Opinión

La larga historia

No voy a hacer una hagiografía de Manuel (Manoel) Soto, hombre con luces y sombras repartidas y con el que en los últimos años mantuve una relación cordial. Traté poco al Soto alcalde: no me gustaba su populismo cada vez más desatado ni la sombra de corrupción que se cernió sobre el Concello. Tampoco su exitosa política de captación de concejales. Una época con el consistorio convertido en corte de los milagros. En cambio sus primeros cuatro años, de 1979 a 1983, fueron muy buenos, cerrando heridas y poniendo en marcha un ayuntamiento donde no había nada y hacía falta todo. 

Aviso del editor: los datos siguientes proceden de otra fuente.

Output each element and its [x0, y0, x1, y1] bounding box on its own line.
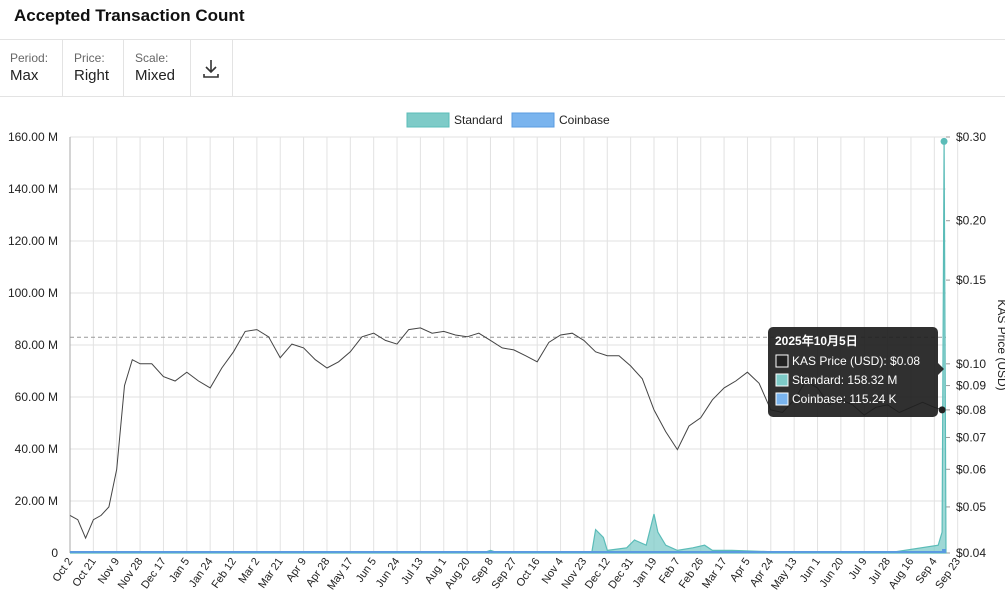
x-tick-label: Oct 21 — [70, 556, 98, 589]
x-tick-label: Jun 20 — [818, 556, 847, 590]
tooltip-swatch-1 — [775, 373, 789, 387]
y-right-tick-label: $0.05 — [956, 500, 986, 514]
y-left-tick-label: 120.00 M — [8, 234, 58, 248]
period-label: Period: — [10, 51, 49, 65]
period-selector[interactable]: Period: Max — [0, 40, 63, 96]
legend-swatch-1 — [511, 112, 555, 128]
x-tick-label: Aug 16 — [887, 556, 917, 591]
x-tick-label: Mar 21 — [256, 556, 285, 591]
legend-label-0: Standard — [454, 113, 503, 127]
y-left-tick-label: 100.00 M — [8, 286, 58, 300]
y-right-tick-label: $0.07 — [956, 430, 986, 444]
tooltip: 2025年10月5日 KAS Price (USD): $0.08 Standard… — [768, 327, 944, 417]
y-left-tick-label: 20.00 M — [15, 494, 58, 508]
y-left-tick-label: 40.00 M — [15, 442, 58, 456]
tooltip-background — [768, 327, 938, 417]
tooltip-row-1: Standard: 158.32 M — [792, 373, 897, 387]
page-title: Accepted Transaction Count — [14, 6, 245, 25]
y-left-tick-label: 140.00 M — [8, 182, 58, 196]
y-left-tick-label: 160.00 M — [8, 130, 58, 144]
x-tick-label: Jan 19 — [631, 556, 660, 590]
y-right-tick-label: $0.20 — [956, 214, 986, 228]
y-right-tick-label: $0.04 — [956, 546, 986, 560]
chart-controls: Period: Max Price: Right Scale: Mixed — [0, 40, 1005, 97]
y-right-tick-label: $0.10 — [956, 357, 986, 371]
coinbase-hover-point — [942, 549, 947, 553]
y-left-tick-label: 60.00 M — [15, 390, 58, 404]
x-tick-label: Sep 27 — [489, 556, 519, 591]
y-right-tick-label: $0.09 — [956, 379, 986, 393]
y-right-tick-label: $0.06 — [956, 462, 986, 476]
price-selector[interactable]: Price: Right — [62, 40, 124, 96]
y-right-tick-label: $0.15 — [956, 273, 986, 287]
x-tick-label: Dec 31 — [606, 556, 636, 591]
x-tick-label: Oct 16 — [514, 556, 542, 589]
tooltip-row-0: KAS Price (USD): $0.08 — [792, 354, 920, 368]
scale-value: Mixed — [135, 67, 176, 84]
x-tick-label: Jul 13 — [399, 556, 426, 587]
y-right-tick-label: $0.08 — [956, 403, 986, 417]
tooltip-title: 2025年10月5日 — [775, 333, 858, 348]
tooltip-row-2: Coinbase: 115.24 K — [792, 392, 897, 406]
price-hover-point — [938, 406, 946, 414]
x-tick-label: Feb 12 — [210, 556, 239, 591]
title-bar: Accepted Transaction Count — [0, 0, 1005, 40]
y-left-tick-label: 0 — [51, 546, 58, 560]
standard-hover-point — [940, 137, 948, 145]
scale-selector[interactable]: Scale: Mixed — [123, 40, 191, 96]
tooltip-caret — [938, 363, 944, 375]
price-value: Right — [74, 67, 110, 84]
scale-label: Scale: — [135, 51, 169, 65]
x-tick-label: Mar 17 — [700, 556, 729, 591]
download-button[interactable] — [190, 40, 233, 96]
legend-swatch-0 — [406, 112, 450, 128]
x-tick-label: Aug 20 — [443, 556, 473, 591]
x-tick-label: Sep 23 — [933, 556, 963, 591]
x-tick-label: Jun 24 — [374, 556, 403, 590]
tooltip-swatch-2 — [775, 392, 789, 406]
legend-label-1: Coinbase — [559, 113, 610, 127]
price-label: Price: — [74, 51, 105, 65]
x-tick-label: Dec 17 — [139, 556, 169, 591]
download-icon — [203, 60, 219, 78]
legend: Standard Coinbase — [406, 112, 610, 128]
period-value: Max — [10, 67, 39, 84]
y-right-axis-label: KAS Price (USD) — [995, 299, 1005, 390]
x-tick-label: Jul 9 — [847, 556, 870, 582]
y-right-tick-label: $0.30 — [956, 130, 986, 144]
chart-area: Standard Coinbase Oct 2 Oct 21 Nov 9 Nov 28 De… — [0, 97, 1005, 605]
tooltip-swatch-0 — [775, 354, 789, 368]
y-left-tick-label: 80.00 M — [15, 338, 58, 352]
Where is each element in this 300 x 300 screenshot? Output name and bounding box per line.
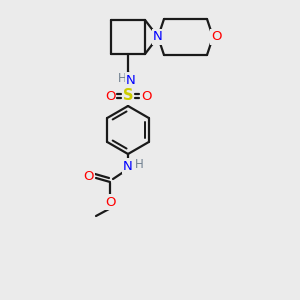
- Text: O: O: [105, 196, 115, 208]
- Text: N: N: [126, 74, 136, 86]
- Text: O: O: [105, 89, 115, 103]
- Text: O: O: [211, 31, 221, 44]
- Text: N: N: [153, 31, 163, 44]
- Text: O: O: [84, 170, 94, 184]
- Text: S: S: [123, 88, 133, 104]
- Text: H: H: [135, 158, 143, 172]
- Text: N: N: [123, 160, 133, 172]
- Text: H: H: [118, 73, 126, 85]
- Text: O: O: [141, 89, 151, 103]
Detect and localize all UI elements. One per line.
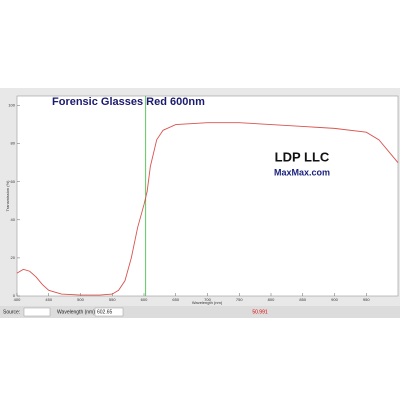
plot-area	[16, 95, 399, 297]
x-tick-label: 500	[77, 297, 84, 302]
x-tick-label: 600	[141, 297, 148, 302]
x-tick-label: 450	[45, 297, 52, 302]
y-axis-label: Transmission (%)	[5, 180, 10, 212]
chart-title: Forensic Glasses Red 600nm	[52, 96, 205, 108]
source-label: Source:	[3, 309, 20, 315]
source-select[interactable]	[23, 307, 51, 317]
logo-site: MaxMax.com	[274, 167, 330, 177]
x-tick-label: 850	[299, 297, 306, 302]
x-tick-label: 950	[363, 297, 370, 302]
y-tick-label: 40	[11, 217, 16, 222]
wavelength-label: Wavelength (nm)	[57, 309, 95, 315]
curve	[16, 122, 399, 296]
x-tick-label: 750	[236, 297, 243, 302]
y-tick-label: 80	[11, 141, 16, 146]
x-tick-label: 900	[331, 297, 338, 302]
x-tick-label: 700	[204, 297, 211, 302]
y-tick-label: 20	[11, 255, 16, 260]
logo-box	[270, 145, 334, 187]
y-tick-label: 100	[8, 103, 15, 108]
x-tick-label: 550	[109, 297, 116, 302]
x-tick-label: 400	[14, 297, 21, 302]
wavelength-input[interactable]	[94, 307, 124, 317]
transmission-value: 50.991	[252, 309, 268, 315]
y-tick-label: 60	[11, 179, 16, 184]
logo-name: LDP LLC	[275, 149, 330, 164]
x-axis-label: Wavelength (nm)	[192, 300, 223, 305]
y-tick-label: 0	[13, 293, 16, 298]
x-tick-label: 650	[172, 297, 179, 302]
x-tick-label: 800	[268, 297, 275, 302]
wavelength-value: 602.65	[97, 309, 113, 315]
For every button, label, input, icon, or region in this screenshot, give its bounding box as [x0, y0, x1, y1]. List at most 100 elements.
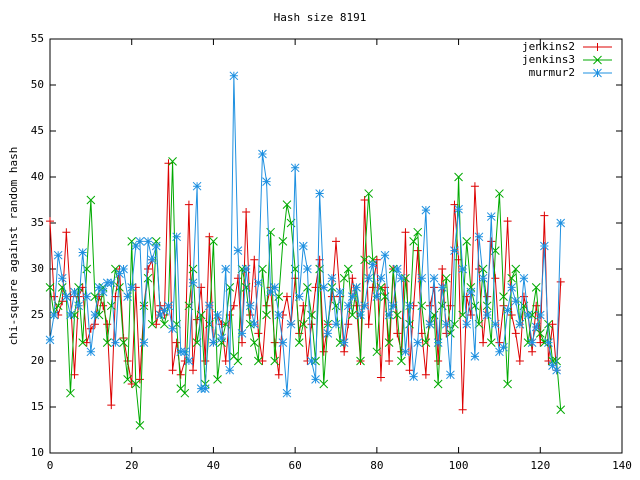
y-tick-label: 25: [31, 308, 44, 321]
plot-frame: [49, 38, 623, 454]
point-marker: [527, 338, 537, 347]
point-marker: [233, 246, 243, 255]
legend-label: jenkins3: [522, 53, 575, 66]
point-marker: [298, 241, 308, 251]
point-marker: [262, 310, 271, 320]
point-marker: [372, 292, 382, 301]
point-marker: [392, 310, 402, 320]
point-marker: [486, 212, 496, 221]
y-tick-label: 35: [31, 216, 44, 229]
point-marker: [315, 264, 325, 274]
point-marker: [168, 366, 177, 375]
point-marker: [70, 310, 79, 320]
x-tick-label: 120: [530, 459, 550, 472]
point-marker: [209, 338, 218, 347]
point-marker: [327, 273, 337, 283]
point-marker: [45, 335, 55, 345]
y-tick-label: 45: [31, 124, 44, 137]
point-marker: [107, 401, 116, 410]
point-marker: [405, 301, 414, 311]
point-marker: [94, 283, 104, 292]
point-marker: [200, 384, 210, 393]
point-marker: [254, 356, 263, 366]
point-marker: [119, 264, 128, 274]
point-marker: [388, 264, 398, 274]
point-marker: [66, 388, 75, 398]
point-marker: [152, 320, 161, 329]
point-marker: [254, 278, 263, 288]
point-marker: [556, 405, 566, 415]
point-marker: [531, 283, 541, 292]
point-marker: [82, 338, 91, 347]
point-marker: [343, 264, 353, 274]
y-tick-label: 20: [31, 354, 44, 367]
point-marker: [78, 248, 88, 257]
point-marker: [102, 338, 112, 347]
point-marker: [454, 204, 463, 214]
point-marker: [540, 211, 549, 220]
point-marker: [548, 361, 557, 370]
point-marker: [209, 237, 218, 246]
point-marker: [286, 319, 296, 329]
point-marker: [144, 265, 153, 273]
point-marker: [405, 319, 414, 329]
point-marker: [299, 301, 308, 310]
point-marker: [258, 264, 267, 274]
point-marker: [434, 357, 443, 365]
point-marker: [335, 287, 345, 297]
point-marker: [536, 338, 545, 347]
point-marker: [331, 319, 341, 329]
point-marker: [340, 347, 349, 356]
point-marker: [78, 338, 88, 347]
point-marker: [450, 200, 459, 209]
point-marker: [106, 301, 116, 311]
point-marker: [184, 200, 193, 209]
y-axis-label: chi-square against random hash: [7, 147, 20, 346]
point-marker: [123, 292, 132, 301]
y-tick-label: 40: [31, 170, 44, 183]
point-marker: [135, 237, 145, 246]
point-marker: [127, 283, 137, 292]
point-marker: [352, 283, 361, 292]
point-marker: [139, 338, 149, 347]
point-marker: [511, 329, 520, 338]
point-marker: [437, 283, 447, 292]
point-marker: [307, 320, 316, 329]
point-marker: [540, 338, 549, 347]
point-marker: [274, 310, 284, 320]
point-marker: [474, 232, 484, 242]
point-marker: [160, 319, 169, 329]
point-marker: [201, 357, 210, 365]
point-marker: [266, 287, 275, 297]
point-marker: [229, 71, 239, 81]
point-marker: [213, 375, 222, 384]
point-marker: [544, 319, 553, 329]
point-marker: [528, 347, 537, 356]
legend-label: jenkins2: [522, 40, 575, 53]
point-marker: [499, 292, 508, 301]
point-marker: [270, 283, 280, 292]
point-marker: [258, 357, 267, 365]
point-marker: [90, 310, 100, 320]
point-marker: [61, 292, 71, 301]
point-marker: [102, 278, 112, 288]
point-marker: [319, 379, 329, 389]
point-marker: [482, 310, 492, 320]
point-marker: [290, 163, 300, 173]
point-marker: [303, 283, 312, 292]
point-marker: [392, 264, 402, 274]
point-marker: [197, 283, 206, 292]
point-marker: [311, 375, 320, 384]
point-marker: [507, 273, 517, 283]
point-marker: [470, 352, 480, 361]
point-marker: [397, 273, 406, 283]
point-marker: [168, 157, 177, 166]
point-marker: [535, 329, 545, 338]
point-marker: [70, 287, 79, 297]
point-marker: [548, 320, 557, 329]
point-marker: [495, 338, 504, 347]
point-marker: [425, 301, 434, 310]
point-marker: [466, 283, 476, 292]
point-marker: [462, 237, 472, 246]
point-marker: [282, 388, 292, 398]
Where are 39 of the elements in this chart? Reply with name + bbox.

Luego hubo otro Soto, sobre todo cuando dejó la política. O para ser más exactos, cuando la política le dejó a él tras conseguir un pésimo resultado en su última intentona municipal, ya en el mucho más cercano 2007. Entonces comenzó la vida normal y anónima de un ciudadano más, con el que era fácil hablar, que disfrutaba del tiempo en su vocación como voz de coro -cantaba muy bien- y que no quería entrar en asuntos locales más allá de hechos puntuales. La última vez que le entrevisté fue este mismo año, en abril, con motivo de los 40 años que habían transcurrido desde la tragedia del Órbigo, que le estrenó como alcalde. En realidad no lo era todavía, pero ejerció como tal plenamente. Recordaba muy bien lo ocurrido y su papel, nada fácil. 
Soto era muy creyente, como socialista criado en Acción Católica y grupos obreros y recientemente acudió ante Alberto Cuevas para que oficiara los 50 años de matrimonio. El propio Cuevas concelebrará hoy el funeral en la parroquia de La Soledad, en el Castro.